Pop culture is in the midst of a full-on ’70s rewind. FX is releasing a limited series based on the relationship between the choreographer Bob Fosse and the dancer Gwen Verdon, tagline: “He was a visionary. She made him a star.” The Halston documentary was picked up at Sundance last month and will have its theatrical release later this year. And HBO is making a third season of The Deuce.
Michael Kors isn’t about to let this party pass him by. And why should he? He lived it. At a preview, he remembered tumbling out of Studio 54 way past dawn, grabbing breakfast at a diner, and heading straight to his job at boutique Lothar’s, where he washed the nightclub’s fake snow out of his hair in the bathroom sink. “New York was a pit, but we were dressed,” he said. “Optimism in the face of adversity, it’s the only way you can win.”

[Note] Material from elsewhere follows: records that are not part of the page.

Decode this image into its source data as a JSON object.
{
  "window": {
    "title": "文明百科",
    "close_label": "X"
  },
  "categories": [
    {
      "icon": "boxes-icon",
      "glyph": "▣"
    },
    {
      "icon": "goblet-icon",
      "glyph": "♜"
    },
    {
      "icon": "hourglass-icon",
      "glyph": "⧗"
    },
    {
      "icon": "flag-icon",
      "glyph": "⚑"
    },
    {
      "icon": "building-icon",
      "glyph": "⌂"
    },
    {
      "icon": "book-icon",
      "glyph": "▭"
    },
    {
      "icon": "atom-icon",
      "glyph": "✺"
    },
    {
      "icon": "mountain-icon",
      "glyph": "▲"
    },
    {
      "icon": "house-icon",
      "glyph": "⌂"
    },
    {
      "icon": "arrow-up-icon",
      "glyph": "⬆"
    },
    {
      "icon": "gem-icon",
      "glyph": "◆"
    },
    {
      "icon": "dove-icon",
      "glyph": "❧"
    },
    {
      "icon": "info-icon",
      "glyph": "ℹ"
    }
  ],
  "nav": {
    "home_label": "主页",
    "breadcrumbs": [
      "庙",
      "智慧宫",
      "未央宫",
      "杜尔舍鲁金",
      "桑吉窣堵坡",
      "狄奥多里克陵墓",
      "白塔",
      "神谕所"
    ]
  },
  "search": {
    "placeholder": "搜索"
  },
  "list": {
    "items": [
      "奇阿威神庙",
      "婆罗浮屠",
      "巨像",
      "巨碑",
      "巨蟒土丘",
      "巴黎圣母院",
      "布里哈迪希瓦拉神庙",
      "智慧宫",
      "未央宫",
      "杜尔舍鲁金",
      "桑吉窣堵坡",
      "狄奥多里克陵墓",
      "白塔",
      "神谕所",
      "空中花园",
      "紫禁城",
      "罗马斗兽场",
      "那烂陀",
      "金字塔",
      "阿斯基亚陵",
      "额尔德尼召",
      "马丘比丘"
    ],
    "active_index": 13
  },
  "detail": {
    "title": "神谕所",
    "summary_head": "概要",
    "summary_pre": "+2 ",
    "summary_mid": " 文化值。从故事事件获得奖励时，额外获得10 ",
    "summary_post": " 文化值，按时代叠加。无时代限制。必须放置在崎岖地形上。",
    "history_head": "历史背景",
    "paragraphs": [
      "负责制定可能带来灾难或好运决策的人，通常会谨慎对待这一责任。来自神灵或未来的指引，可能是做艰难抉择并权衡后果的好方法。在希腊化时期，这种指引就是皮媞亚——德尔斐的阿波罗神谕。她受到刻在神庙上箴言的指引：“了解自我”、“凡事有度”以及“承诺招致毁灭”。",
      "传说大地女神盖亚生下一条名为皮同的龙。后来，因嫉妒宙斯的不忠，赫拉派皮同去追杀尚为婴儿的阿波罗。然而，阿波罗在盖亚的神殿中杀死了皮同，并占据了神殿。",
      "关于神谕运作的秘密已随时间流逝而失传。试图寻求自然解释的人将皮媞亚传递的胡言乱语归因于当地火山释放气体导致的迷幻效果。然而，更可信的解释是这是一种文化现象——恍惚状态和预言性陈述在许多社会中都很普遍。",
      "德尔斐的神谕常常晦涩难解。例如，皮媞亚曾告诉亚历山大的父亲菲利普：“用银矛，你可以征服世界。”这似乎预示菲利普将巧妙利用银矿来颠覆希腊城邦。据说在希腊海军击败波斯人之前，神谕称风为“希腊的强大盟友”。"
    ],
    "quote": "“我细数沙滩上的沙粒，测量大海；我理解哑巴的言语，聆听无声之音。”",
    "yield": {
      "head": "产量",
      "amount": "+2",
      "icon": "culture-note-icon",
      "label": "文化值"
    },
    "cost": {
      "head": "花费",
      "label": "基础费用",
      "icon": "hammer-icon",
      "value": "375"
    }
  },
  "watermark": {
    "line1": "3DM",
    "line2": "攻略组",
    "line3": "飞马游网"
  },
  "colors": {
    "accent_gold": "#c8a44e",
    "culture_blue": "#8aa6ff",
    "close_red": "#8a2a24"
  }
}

He isn’t the only designer who’s following the good times for Fall; the feathers and fake fur have really been flying at the New York shows. Kors had both, in the form of colorful boas and an intarsia chevron coat. The collection was informed by his West 50s stomping grounds, with Studio 54 playing the lead role. Kors secured the rights to the logo, and he made plentiful use of it, embroidering it on a sequin T-shirt dress, splashing it across a full-length puffer, and printing silk blouses for both guys and girls, worn unbuttoned to the navel in both cases. Andrea True was on the soundtrack singing “More, More, More”—of course she was. Kors knows all the oldies, and he isn’t one to shy away from camp. But there were also subtle cashmere knits in the mix—minimalist nods to Lincoln Center’s ballerinas that balanced the maximalism elsewhere. And he brought the lithe athleticism of those knits to dresses in sequined matte jersey. Dance-floor ready whatever the decade.
To finish, a black curtain pulled back to reveal a wall of gold tinsel and Barry Manilow. The crooner performed “Copacabana,” after which Kors came out for his bow with another legend of the era, model Patti Hansen, who closed the show in a metallic trouser suit. Could anyone else provide this kind of fun at 10:45 a.m. on a Wednesday morning?